La nomophobie ou la souffrance 2.0

Vous aussi, il vous est déjà arrivé de ressentir de l’anxiété lorsque vous vous rendez compte que vous n’avez plus de batterie ou que vous ne trouvez plus votre smartphone ?
Cela porte un nom : la nomophobie, mot qui a fait son entrée dans le Petit Robert en 2017. Cette anxiété est à l’origine de l’apparition d’un nouveau trouble, spécifique aux smartphones. Le terme vient de la contraction de « no mobile phobia » et signifie une crainte obsédante et continuelle, de ne pas avoir son smartphone en état de marche avec soi. Et il faut savoir que 70% des français consultent leur smartphone toutes les 5 minutes.

Les dimensions de la peur

Quatre dimensions de la peur associée à la nomophobie ont été identifiées : l’incapacité à communiquer, la perte de connectivité, l’impossibilité d’accéder à de l’information, et enfin l’inaccessibilité aux commodités offertes par les smartphones. Au-delà de sa fonction d’appels téléphoniques, notre smartphone est un véritable cordon ombilical avec le monde extérieur.

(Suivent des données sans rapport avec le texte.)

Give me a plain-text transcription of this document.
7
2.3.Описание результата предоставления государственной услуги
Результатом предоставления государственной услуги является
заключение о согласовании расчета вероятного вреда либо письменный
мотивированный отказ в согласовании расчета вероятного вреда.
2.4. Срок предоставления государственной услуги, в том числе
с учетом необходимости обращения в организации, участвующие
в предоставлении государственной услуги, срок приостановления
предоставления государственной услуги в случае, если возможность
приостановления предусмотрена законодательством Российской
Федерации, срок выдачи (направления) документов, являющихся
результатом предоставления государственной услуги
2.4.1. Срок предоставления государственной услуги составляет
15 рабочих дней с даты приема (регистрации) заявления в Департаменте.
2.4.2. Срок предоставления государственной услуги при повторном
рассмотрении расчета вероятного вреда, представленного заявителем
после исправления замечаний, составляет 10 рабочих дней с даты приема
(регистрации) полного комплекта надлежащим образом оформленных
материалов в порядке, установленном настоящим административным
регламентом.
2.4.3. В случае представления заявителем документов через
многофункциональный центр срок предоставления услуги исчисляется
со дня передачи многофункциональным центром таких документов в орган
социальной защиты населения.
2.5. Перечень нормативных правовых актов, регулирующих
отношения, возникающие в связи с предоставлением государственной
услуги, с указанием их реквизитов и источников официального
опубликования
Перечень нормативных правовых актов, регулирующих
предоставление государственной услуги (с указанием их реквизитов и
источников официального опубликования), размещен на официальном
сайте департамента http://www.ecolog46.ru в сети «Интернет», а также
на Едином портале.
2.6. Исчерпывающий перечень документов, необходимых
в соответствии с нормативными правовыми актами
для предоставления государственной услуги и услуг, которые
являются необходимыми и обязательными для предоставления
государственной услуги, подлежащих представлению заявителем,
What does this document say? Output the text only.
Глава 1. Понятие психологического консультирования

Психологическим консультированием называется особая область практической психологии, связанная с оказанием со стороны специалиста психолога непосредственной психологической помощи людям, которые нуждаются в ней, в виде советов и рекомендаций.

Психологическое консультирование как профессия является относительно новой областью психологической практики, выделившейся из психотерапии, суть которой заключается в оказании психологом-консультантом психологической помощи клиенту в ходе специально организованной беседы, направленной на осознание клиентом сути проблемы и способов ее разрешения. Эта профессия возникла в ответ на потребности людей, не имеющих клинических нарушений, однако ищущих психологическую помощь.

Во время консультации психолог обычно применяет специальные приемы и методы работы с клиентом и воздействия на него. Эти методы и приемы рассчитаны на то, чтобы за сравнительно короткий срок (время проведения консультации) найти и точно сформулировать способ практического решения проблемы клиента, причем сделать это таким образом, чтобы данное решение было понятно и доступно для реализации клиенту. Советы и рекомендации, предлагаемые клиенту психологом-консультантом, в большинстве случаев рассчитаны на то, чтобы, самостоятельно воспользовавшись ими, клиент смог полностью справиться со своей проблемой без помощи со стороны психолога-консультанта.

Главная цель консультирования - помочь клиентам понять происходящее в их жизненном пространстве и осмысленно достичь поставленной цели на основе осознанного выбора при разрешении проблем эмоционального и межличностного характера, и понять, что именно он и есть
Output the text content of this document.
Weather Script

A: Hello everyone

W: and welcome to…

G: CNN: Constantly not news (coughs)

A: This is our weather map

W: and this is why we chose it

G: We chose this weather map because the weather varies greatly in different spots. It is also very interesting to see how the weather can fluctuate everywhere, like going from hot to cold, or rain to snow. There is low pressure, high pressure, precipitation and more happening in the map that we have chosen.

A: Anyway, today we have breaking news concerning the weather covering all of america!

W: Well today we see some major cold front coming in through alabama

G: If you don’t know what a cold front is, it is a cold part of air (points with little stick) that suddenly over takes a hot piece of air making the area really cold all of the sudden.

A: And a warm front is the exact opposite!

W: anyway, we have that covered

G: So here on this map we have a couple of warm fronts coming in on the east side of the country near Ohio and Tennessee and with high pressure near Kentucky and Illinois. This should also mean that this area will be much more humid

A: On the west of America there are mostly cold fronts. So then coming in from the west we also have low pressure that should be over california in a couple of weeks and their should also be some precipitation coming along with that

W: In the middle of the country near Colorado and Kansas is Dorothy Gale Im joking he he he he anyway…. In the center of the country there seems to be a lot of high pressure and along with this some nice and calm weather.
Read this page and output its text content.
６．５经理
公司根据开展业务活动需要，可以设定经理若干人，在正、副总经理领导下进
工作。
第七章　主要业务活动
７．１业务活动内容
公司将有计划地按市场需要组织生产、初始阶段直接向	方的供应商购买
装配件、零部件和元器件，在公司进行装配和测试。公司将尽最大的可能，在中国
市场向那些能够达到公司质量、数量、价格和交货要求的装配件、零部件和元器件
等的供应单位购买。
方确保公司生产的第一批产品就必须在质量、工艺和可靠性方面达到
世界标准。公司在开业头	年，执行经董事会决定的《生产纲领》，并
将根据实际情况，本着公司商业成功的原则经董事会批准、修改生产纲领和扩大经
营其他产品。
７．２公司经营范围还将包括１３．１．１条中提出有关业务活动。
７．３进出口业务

Il ne s’agit plus de simples appels ou sms mais de contacts continus, via les réseaux sociaux, avec des personnes plus ou moins proches (voire totalement inconnues…), mais avec lesquelles nous entretenons une sorte de « lien 2.0 ». Il s’agit aussi de connexions incessantes à notre boîte mail, à des sites d’informations ou des sites marchands, à des jeux en ligne ou à des applications à longueur de journée.

Le souci est la fréquence avec laquelle nous nous connectons et la place que prend le virtuel au détriment de la vraie vie et de ce qui nous fait du bien pour notre épanouissement et notre développement.

Une étude Belge avait déjà montré, il y a quelques années, que le smartphone représentait le « doudou des adultes » et que lorsqu’on en était privé, on ressentait des effets similaires à ce que ressentent les enfants qui perdent leur objet transitionnel.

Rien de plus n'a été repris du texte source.